最后,我终于在深夜时分睡着了。突然,一阵鬼魂般的说话声将我惊醒了。我试着把灯打开。尖锐的声音再次传来,这次就在我的身边。谁在我的房间?我一阵恐慌,跌跌撞撞跑向总开关。所有的灯都亮了起来,让人炫目。我在镜子中看见了数十个样子狼狈不堪的自己,那副模样像极了倒霉的脱线先生(Mr. Magoo)。



There was no one else in the room -- the locked door by my bed connected to another suite. With increasing dread, I realized that behind the door enhanced with swirling pink motifs, a raucous hen party was in full swing. The ladies were dancing, clapping, hopping, stamping and howling with laughter.
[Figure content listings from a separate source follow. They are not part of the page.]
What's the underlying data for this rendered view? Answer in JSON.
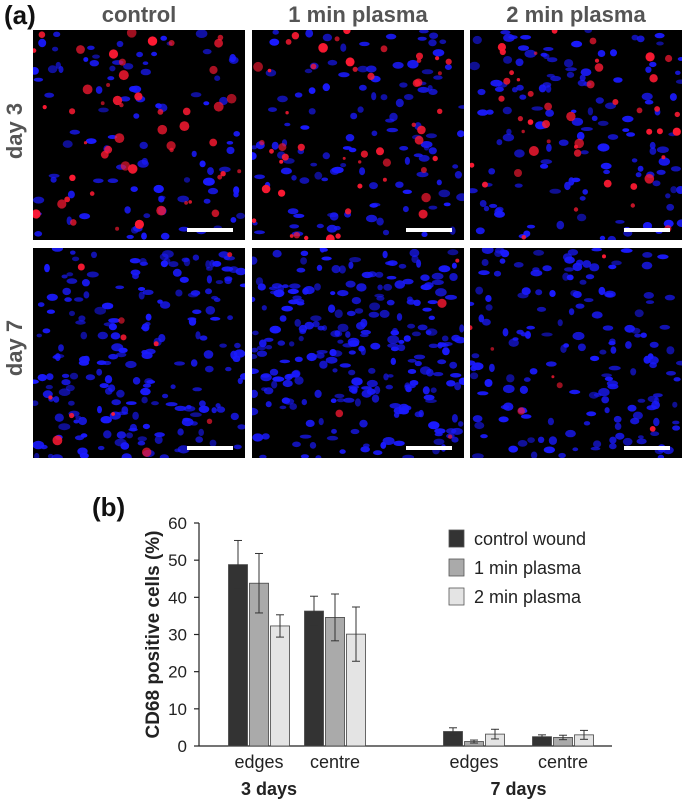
{
  "figure": {
    "panel_a_label": "(a)",
    "panel_b_label": "(b)",
    "columns": [
      "control",
      "1 min plasma",
      "2 min plasma"
    ],
    "rows": [
      "day 3",
      "day 7"
    ],
    "images": [
      {
        "row": "day 3",
        "column": "control",
        "red_density": 0.55,
        "blue_density": 0.35
      },
      {
        "row": "day 3",
        "column": "1 min plasma",
        "red_density": 0.55,
        "blue_density": 0.45
      },
      {
        "row": "day 3",
        "column": "2 min plasma",
        "red_density": 0.5,
        "blue_density": 0.5
      },
      {
        "row": "day 7",
        "column": "control",
        "red_density": 0.12,
        "blue_density": 0.8
      },
      {
        "row": "day 7",
        "column": "1 min plasma",
        "red_density": 0.04,
        "blue_density": 1.0
      },
      {
        "row": "day 7",
        "column": "2 min plasma",
        "red_density": 0.08,
        "blue_density": 0.65
      }
    ],
    "colors": {
      "nuclei": "#1a1aff",
      "cd68": "#ff1a33",
      "scale_bar": "#ffffff",
      "background": "#000000"
    }
  },
  "chart_data": {
    "type": "bar",
    "ylabel": "CD68 positive cells (%)",
    "ylim": [
      0,
      60
    ],
    "yticks": [
      0,
      10,
      20,
      30,
      40,
      50,
      60
    ],
    "groups": [
      {
        "label": "3 days",
        "categories": [
          "edges",
          "centre"
        ]
      },
      {
        "label": "7 days",
        "categories": [
          "edges",
          "centre"
        ]
      }
    ],
    "categories": [
      "edges",
      "centre",
      "edges",
      "centre"
    ],
    "series": [
      {
        "name": "control wound",
        "color": "#333333",
        "values": [
          48.8,
          36.3,
          3.9,
          2.5
        ],
        "errors": [
          6.5,
          4.0,
          1.0,
          0.5
        ]
      },
      {
        "name": "1 min plasma",
        "color": "#aaaaaa",
        "values": [
          43.8,
          34.6,
          1.2,
          2.3
        ],
        "errors": [
          8.0,
          6.3,
          0.4,
          0.6
        ]
      },
      {
        "name": "2 min plasma",
        "color": "#e4e4e4",
        "values": [
          32.3,
          30.1,
          3.2,
          3.0
        ],
        "errors": [
          3.0,
          7.3,
          1.3,
          1.2
        ]
      }
    ],
    "legend_position": "top-right",
    "grid": false
  }
}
没有别人在我的房间,有这个声音是因为床边一扇锁着的门是连着另一间套房的。我心头涌起一阵恐慌,因为我发现,在那扇炫目的画满了粉红色漩涡图案的门背后,一场聒噪的女士派对正处于高潮。那群女士跳着舞、拍着手、跺着脚、还高声大笑着。



I could not bring myself to share their mirth. It was 4 o'clock in the morning and my wake-up call was in two hours. Assuming, that is, I could work out how to answer the phone.


我实在无法让自己分享她们的喜悦。那时正是凌晨四点,叫醒服务电话将在两个小时后响起。这也就是说,我可以有时间弄懂怎么接电话了。